So I’ve been wandering around historic houston hall for the past hour and a half as my dear twin has been “saying goodbye” to her fiance in the aforementioned span of time. And they are still saying goodbye. I’m sitting by the two computers in the center of Houston Hall. LOST is playing loudly in the Bistro, as well as some off-color modern commercials. I’m reading the old plaques. They make me…reflect.
The nineteenth century was a special time. Of course, it produced millions of idealistic young men willing to get shot to death in rotting trenches and barbed wire for the sake of some romantic nationalist myths. That world ended 1914-1918. But it was a poignant world.
Apparently, men, college BOYS (there were very few women at Penn in those days), college boys, were erecting plaques like the following (that I am staring at at this moment)
“In memory of JOHN BORLAND THAYER class of 1882 ‘College. Scholar. Athlete. Publicist. Vice-president of the Pennsylvania Railroad who died April 15th 1912 in the wreck of the steamship “Titanic” a martyr to his sense of duty he will ever live in our hearts as one who gave his life that others might be saved. This Tablet is erected by his classmates.
It probably dates from 1912 or 1913. It’s a huge bronze plaque, I’d say four feet wide and three feet tall. There’s a palm front and a big seal of the university of Penn on it, “Literae Sine Moribus Vanae” (learning without mores/morals is emptiness/vanity) on a ribbon encircling seven books, “Grammatica, Rhetorica, Logica, Mathematica, Philosophia, Astronomia, Theologia” in ascending order, with “Theologia” at the top.
It was a different world. I wonder if anyone would get such a plaque today. No, today you get it for making a billion dollars and donating half of it to Penn. College boys at Penn’s highest aspiration is not longer to be a warm body that drowns so that another warm body can sit on the lifeboat. (you drown as one less warm body, something any brainless 17 year old highschool dropout could’ve done–no, we will succeed, use our great skills, make a really big difference…)
But they weren’t so savvy and utilitarian then as we are now.
Here’s another example of sentimentalism, engraved on the plaques under the big bell in Houston near bodek lounge:
PLEDGE OF LOYALTY
UPON THIS OLD BELL I PLEDGE MY ALLEGIANCE TO THE UNIVERSITY OF PENNSYLVANIA
AND I PLEDGE TO DEVOTE MY LOYALTY TO ITS BEST INTERESTS AT ALL TIMES
PRAYER OF STRENGTH
WE, WHO HAVE SOLEMNLY PLEDGED OUR LOYALTY TO THE UNIVERSITY
OF PENNSYLVANIA, PRAY ALMIGHTY GOD FOR STRENGTH TO PERFORM FAITHFULLY THE OBLIGATIONS WE HAVE ASSUMED.

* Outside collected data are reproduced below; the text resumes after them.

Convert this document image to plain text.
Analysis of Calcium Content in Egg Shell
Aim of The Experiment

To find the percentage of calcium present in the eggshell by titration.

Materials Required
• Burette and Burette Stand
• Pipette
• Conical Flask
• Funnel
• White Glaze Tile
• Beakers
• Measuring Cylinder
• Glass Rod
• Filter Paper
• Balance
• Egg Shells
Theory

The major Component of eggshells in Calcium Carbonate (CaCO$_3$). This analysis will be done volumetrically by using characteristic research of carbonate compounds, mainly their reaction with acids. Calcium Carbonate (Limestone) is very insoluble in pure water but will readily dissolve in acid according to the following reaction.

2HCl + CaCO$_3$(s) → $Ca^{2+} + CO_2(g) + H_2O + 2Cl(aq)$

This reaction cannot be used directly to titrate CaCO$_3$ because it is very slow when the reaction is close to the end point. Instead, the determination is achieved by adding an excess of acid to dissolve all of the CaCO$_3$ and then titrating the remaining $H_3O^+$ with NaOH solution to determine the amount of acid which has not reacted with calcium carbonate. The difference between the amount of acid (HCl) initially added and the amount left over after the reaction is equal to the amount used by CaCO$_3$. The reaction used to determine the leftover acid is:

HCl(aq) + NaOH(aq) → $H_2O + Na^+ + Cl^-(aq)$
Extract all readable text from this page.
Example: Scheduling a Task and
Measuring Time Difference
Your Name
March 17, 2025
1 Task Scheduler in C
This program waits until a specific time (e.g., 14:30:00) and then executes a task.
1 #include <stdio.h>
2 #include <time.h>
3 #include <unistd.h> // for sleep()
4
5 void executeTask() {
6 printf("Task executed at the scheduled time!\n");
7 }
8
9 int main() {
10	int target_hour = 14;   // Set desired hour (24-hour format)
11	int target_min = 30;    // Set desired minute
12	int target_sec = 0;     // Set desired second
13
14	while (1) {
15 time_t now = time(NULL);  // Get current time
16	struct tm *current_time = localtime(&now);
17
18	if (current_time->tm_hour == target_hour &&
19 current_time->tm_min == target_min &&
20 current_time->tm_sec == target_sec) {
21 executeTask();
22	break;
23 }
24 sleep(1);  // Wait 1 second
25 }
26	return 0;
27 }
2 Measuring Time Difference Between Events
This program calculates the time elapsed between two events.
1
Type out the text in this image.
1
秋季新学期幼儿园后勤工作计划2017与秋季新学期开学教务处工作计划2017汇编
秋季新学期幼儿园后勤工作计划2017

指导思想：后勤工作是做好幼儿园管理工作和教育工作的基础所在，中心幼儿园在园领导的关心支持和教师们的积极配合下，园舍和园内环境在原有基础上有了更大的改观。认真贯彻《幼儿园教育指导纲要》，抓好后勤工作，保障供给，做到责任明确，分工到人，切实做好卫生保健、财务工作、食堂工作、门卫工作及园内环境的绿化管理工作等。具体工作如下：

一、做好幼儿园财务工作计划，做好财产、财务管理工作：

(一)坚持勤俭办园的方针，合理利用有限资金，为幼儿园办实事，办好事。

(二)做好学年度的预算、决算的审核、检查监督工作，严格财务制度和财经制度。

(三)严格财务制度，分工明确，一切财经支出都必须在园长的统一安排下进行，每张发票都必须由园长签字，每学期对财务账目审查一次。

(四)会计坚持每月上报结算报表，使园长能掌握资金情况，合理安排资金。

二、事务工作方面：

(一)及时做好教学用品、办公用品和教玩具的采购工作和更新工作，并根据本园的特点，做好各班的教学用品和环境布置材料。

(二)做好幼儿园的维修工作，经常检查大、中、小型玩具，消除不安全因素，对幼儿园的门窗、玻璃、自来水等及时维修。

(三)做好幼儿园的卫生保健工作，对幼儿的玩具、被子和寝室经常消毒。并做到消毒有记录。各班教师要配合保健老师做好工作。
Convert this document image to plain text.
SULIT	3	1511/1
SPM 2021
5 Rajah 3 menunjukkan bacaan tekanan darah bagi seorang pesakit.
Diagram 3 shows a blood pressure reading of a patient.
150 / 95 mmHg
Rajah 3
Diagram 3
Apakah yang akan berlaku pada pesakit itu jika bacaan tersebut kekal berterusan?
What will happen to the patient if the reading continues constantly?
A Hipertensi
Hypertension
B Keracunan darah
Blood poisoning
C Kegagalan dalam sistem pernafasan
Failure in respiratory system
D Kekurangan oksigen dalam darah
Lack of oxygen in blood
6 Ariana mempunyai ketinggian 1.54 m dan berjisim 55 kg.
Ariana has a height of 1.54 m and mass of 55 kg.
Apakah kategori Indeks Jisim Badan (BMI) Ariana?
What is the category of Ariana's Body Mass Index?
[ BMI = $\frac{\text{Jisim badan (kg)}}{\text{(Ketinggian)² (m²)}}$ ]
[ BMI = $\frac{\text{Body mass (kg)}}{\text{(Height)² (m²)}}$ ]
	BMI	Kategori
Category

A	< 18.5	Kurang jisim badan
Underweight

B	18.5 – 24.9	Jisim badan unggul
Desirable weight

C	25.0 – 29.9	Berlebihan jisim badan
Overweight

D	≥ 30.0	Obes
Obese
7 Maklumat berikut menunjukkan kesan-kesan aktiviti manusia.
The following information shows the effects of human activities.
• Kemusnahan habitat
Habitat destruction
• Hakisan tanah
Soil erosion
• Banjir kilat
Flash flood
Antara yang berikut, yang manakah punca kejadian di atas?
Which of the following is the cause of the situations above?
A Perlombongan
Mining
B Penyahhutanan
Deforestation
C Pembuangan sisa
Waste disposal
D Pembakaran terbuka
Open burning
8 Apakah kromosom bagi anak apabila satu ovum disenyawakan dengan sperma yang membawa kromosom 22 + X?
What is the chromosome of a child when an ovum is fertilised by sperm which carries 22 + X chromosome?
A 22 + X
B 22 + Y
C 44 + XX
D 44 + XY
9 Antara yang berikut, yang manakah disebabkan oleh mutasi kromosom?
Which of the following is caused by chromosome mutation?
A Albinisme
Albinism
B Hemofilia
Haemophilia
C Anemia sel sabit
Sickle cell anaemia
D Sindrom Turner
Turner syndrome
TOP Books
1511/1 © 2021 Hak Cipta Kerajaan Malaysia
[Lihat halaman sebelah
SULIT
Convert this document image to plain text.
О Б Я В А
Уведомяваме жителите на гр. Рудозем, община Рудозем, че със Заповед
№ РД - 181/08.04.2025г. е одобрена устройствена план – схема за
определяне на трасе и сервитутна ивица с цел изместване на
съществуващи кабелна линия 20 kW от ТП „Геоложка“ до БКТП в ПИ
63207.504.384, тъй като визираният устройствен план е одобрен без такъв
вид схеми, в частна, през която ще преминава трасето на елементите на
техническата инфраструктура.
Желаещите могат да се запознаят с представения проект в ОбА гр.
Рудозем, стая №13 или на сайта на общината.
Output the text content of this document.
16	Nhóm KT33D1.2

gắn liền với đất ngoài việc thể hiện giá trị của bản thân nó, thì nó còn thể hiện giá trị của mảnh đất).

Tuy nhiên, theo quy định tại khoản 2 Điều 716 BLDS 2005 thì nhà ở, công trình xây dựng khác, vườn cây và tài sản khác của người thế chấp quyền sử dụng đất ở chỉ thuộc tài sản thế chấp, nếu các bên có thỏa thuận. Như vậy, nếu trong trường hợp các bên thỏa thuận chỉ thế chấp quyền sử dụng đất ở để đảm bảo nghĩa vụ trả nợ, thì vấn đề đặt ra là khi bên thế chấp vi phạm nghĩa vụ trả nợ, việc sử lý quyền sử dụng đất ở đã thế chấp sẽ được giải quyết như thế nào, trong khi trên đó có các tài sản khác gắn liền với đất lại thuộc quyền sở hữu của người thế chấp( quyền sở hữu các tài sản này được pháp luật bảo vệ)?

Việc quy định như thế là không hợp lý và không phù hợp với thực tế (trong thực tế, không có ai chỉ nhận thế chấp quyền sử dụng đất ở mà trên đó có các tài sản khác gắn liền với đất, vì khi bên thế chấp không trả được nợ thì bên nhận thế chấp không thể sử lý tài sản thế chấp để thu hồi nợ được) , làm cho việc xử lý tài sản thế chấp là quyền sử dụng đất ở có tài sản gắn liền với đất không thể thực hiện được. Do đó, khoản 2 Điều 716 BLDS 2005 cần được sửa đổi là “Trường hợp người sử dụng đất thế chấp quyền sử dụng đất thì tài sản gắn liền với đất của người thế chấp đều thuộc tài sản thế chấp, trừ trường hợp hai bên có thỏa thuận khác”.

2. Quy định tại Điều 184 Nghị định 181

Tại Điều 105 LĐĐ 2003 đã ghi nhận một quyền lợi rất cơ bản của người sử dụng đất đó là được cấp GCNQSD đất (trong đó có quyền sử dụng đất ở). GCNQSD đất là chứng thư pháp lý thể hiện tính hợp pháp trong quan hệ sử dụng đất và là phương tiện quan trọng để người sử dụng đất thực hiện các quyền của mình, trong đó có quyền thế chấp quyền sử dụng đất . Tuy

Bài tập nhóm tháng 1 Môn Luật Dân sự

It’s written in a large capital letters, with “U”s written as “V”s. Trying to mimic the monument engravings of the ancient Romans, I guess. As I read this, I kept searching for some tongue in cheek melodrama, some ‘wink wink, dear old penn’ flippancy, but no, it was dead serious, praying to “Almighty God”, and worded in the style of the outdated books of common prayer in all their old Anglican stuffiness.
And here’s this to notch up the sentimentality, on the other side of the bell is another plaque:
FOR FORTY TWO YEARS
THIS BELL RANG OUT THE HOURS
FOR PENNSYLVANIAN MEN
THE CLOCK TOWER OF COLLEGE HALL HAVING BEEN REMOVED
THE BELL IS PLACED HERE IN THE HEART OF THE UNIVERSITY
AS A SYMBOL OF CONSTANCY AND LOYALTY
The sentiment of it, nostalgia for the bell, the “heart” of the university, “constancy” “loyalty…
Those college boys were unabashedly romantic, sentimentally loyal to “sense of duty”, or to their university, to their national glory–naively, irrationally so. “LOYALTY” almost seemed a word to roll of the tongue, tasting it with relish, as Penn freshman now relish the f-word.
It was a different world. Before the poison gas, the barbed wire no man’s land, the trenches, world war one (Gas boys gas…pro patria mori)…and also the sexual revolution, the divorce boom (the exchange of lifelong oaths for easily terminated contracts), etc. etc.
No, the world is sophisticated now. I’ve walked past a few dozen pink signs today, boldly proclaiming facts about the biological details of copulation, genital mutilation, the neo-freudian explanation for lipstick, and bodily functions.
The world is so sophisticated now. We’re not so naive anymore.